Project Aims

The project seeks to raise social awareness of the importance of water as a vital natural resource and as a key symbolic element - one that is deeply interwoven into the core of our continued meaningful existence and survival as humans. In turn, this attends our primary project goal: to clearly illustrate why and how water in all its myriad forms is a natural resource that has to be cherished and protected.

University of Pretoria Water Stories

Waterstories is a collaborative, three year community engagement project jointly organised by the division of Fine Art (University of Pretoria) and the Nirox Foundation in the Cradle of Humankind South Africa.

For the duration of the project (2024-2026) the third year Fine Art Students of the University of Pretoria will work with the local, semi-rural communities in and around the Nirox Foundation in order to give artistic form to the vital and highly varied role that water plays in their lives.

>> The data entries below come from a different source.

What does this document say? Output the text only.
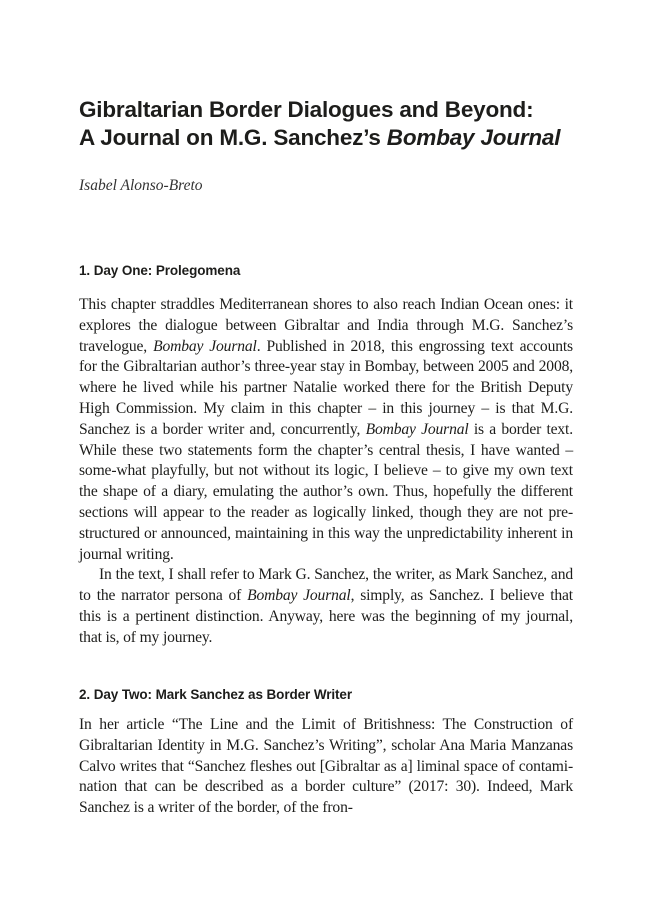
Gibraltarian Border Dialogues and Beyond:
A Journal on M.G. Sanchez’s Bombay Journal
Isabel Alonso-Breto
1. Day One: Prolegomena

This chapter straddles Mediterranean shores to also reach Indian Ocean ones: it explores the dialogue between Gibraltar and India through M.G. Sanchez’s travelogue, Bombay Journal. Published in 2018, this engrossing text accounts for the Gibraltarian author’s three-year stay in Bombay, between 2005 and 2008, where he lived while his partner Natalie worked there for the British Deputy High Commission. My claim in this chapter – in this journey – is that M.G. Sanchez is a border writer and, concurrently, Bombay Journal is a border text. While these two statements form the chapter’s central thesis, I have wanted –some-what playfully, but not without its logic, I believe – to give my own text the shape of a diary, emulating the author’s own. Thus, hopefully the different sections will appear to the reader as logically linked, though they are not pre-structured or announced, maintaining in this way the unpredictability inherent in journal writing.

In the text, I shall refer to Mark G. Sanchez, the writer, as Mark Sanchez, and to the narrator persona of Bombay Journal, simply, as Sanchez. I believe that this is a pertinent distinction. Anyway, here was the beginning of my journal, that is, of my journey.

2. Day Two: Mark Sanchez as Border Writer

In her article “The Line and the Limit of Britishness: The Construction of Gibraltarian Identity in M.G. Sanchez’s Writing”, scholar Ana Maria Manzanas Calvo writes that “Sanchez fleshes out [Gibraltar as a] liminal space of contami-nation that can be described as a border culture” (2017: 30). Indeed, Mark Sanchez is a writer of the border, of the fron-
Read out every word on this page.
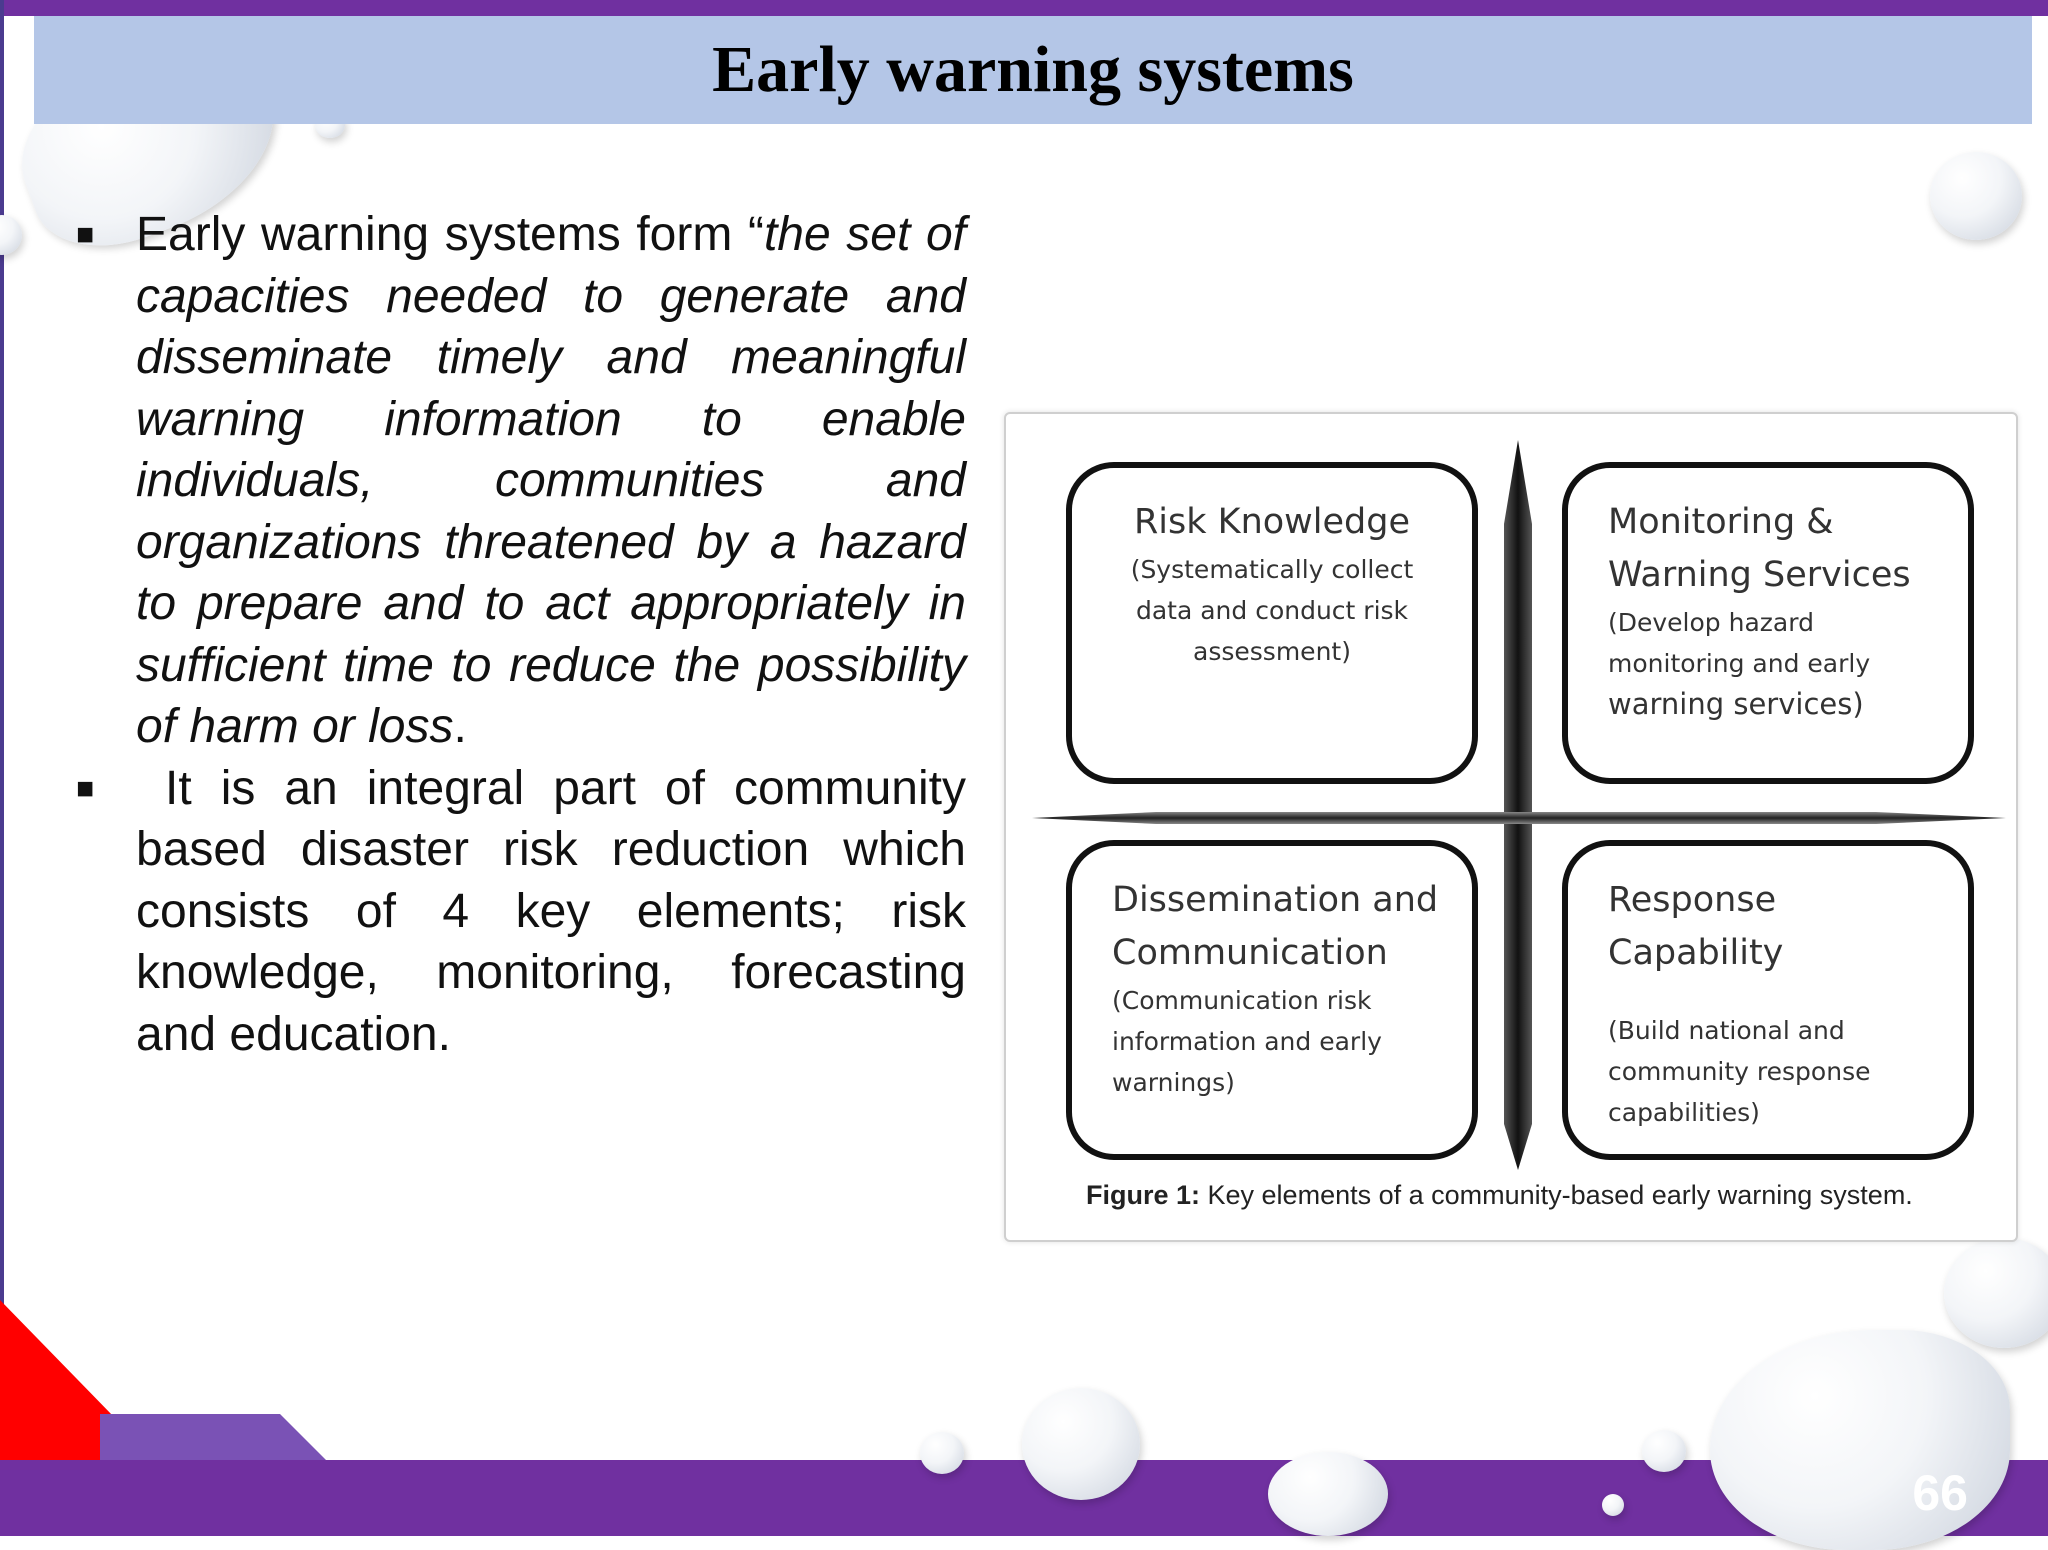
Early warning systems
■ Early warning systems form “the set of capacities needed to generate and disseminate timely and meaningful warning information to enable individuals, communities and organizations threatened by a hazard to prepare and to act appropriately in sufficient time to reduce the possibility of harm or loss.
■ It is an integral part of community based disaster risk reduction which consists of 4 key elements; risk knowledge, monitoring, forecasting and education.
Risk Knowledge
(Systematically collect
data and conduct risk
assessment)
Monitoring &
Warning Services
(Develop hazard
monitoring and early
warning services)
Dissemination and
Communication
(Communication risk
information and early
warnings)
Response
Capability
(Build national and
community response
capabilities)
Figure 1: Key elements of a community-based early warning system.
66
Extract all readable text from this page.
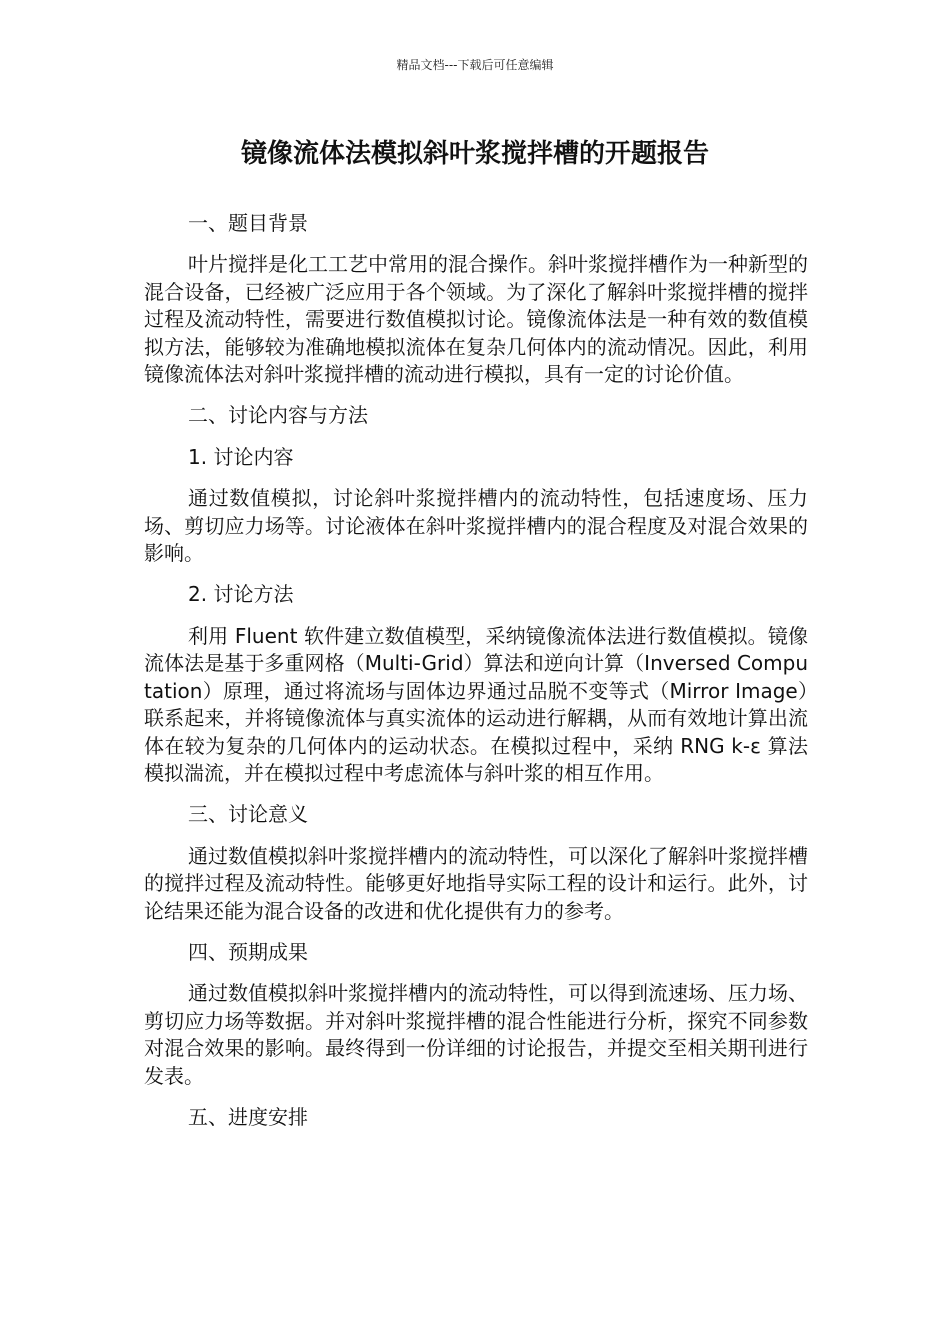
精品文档---下载后可任意编辑
镜像流体法模拟斜叶浆搅拌槽的开题报告

一、题目背景

叶片搅拌是化工工艺中常用的混合操作。斜叶浆搅拌槽作为一种新型的混合设备，已经被广泛应用于各个领域。为了深化了解斜叶浆搅拌槽的搅拌过程及流动特性，需要进行数值模拟讨论。镜像流体法是一种有效的数值模拟方法，能够较为准确地模拟流体在复杂几何体内的流动情况。因此，利用镜像流体法对斜叶浆搅拌槽的流动进行模拟，具有一定的讨论价值。

二、讨论内容与方法

1. 讨论内容

通过数值模拟，讨论斜叶浆搅拌槽内的流动特性，包括速度场、压力场、剪切应力场等。讨论液体在斜叶浆搅拌槽内的混合程度及对混合效果的影响。

2. 讨论方法

利用 Fluent 软件建立数值模型，采纳镜像流体法进行数值模拟。镜像流体法是基于多重网格（Multi-Grid）算法和逆向计算（Inversed Computation）原理，通过将流场与固体边界通过品脱不变等式（Mirror Image）联系起来，并将镜像流体与真实流体的运动进行解耦，从而有效地计算出流体在较为复杂的几何体内的运动状态。在模拟过程中，采纳 RNG k-ε 算法模拟湍流，并在模拟过程中考虑流体与斜叶浆的相互作用。

三、讨论意义

通过数值模拟斜叶浆搅拌槽内的流动特性，可以深化了解斜叶浆搅拌槽的搅拌过程及流动特性。能够更好地指导实际工程的设计和运行。此外，讨论结果还能为混合设备的改进和优化提供有力的参考。

四、预期成果

通过数值模拟斜叶浆搅拌槽内的流动特性，可以得到流速场、压力场、剪切应力场等数据。并对斜叶浆搅拌槽的混合性能进行分析，探究不同参数对混合效果的影响。最终得到一份详细的讨论报告，并提交至相关期刊进行发表。

五、进度安排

Together with members of the community (and with the assistance of experts or local community leaders as relevant) the students will explore various personal, scientific, cultural and practical properties of water. They will then collectively produce books that showcase the outcomes of this collaborative artistic investigation such as artworks, poems, performances, talks and workshops.

Each student will also be expected to write an academic essay upon completion of the project detailing the process in a self-reflective, scholarly manner. The students will be expected to hand in three self-reflective reports during the course of the project. These materials (books, essays and reports) will, in modified form, also form part of a larger (open access) water archive to be kept at the Nirox Foundation for future study and further public dissemination.

The water archive will become a repository of the meaningful role(s) and function(s) of water in the local community. However given the particular context within which the project takes place (Nirox Foundation, The Cradle of Humankind) the project will have greater significance and impact. The project responds to the following identified needs:

The primary natural water supply of the Cradle of Humankind, the Bloubankspruit is currently polluted so that it threatens the ecosystem of the entire region - including the numerous cave system that preserve the anthropological records of early hominids, the ground water and finally the Hartebeestpoort Dam where it culminates.

Project Outcomes

Conceive and successfully complete a collaborative arts community engagement project at the NIROX Foundation. This will be achieved by way of group/ individual consultations with the project participants at NIROX & by workshopping ideas, concepts and relevant artistic practices in class. During the week-long site visits at Nirox students are expected to become familiar with the individuals they have been assigned to; engage in a reciprocal process of creative thinking and problem solving; and finally conceive a successful collaborative outcome on site at the community space. Students must thoroughly document this process in a variety of ways including photographic, video documentation, sound clips.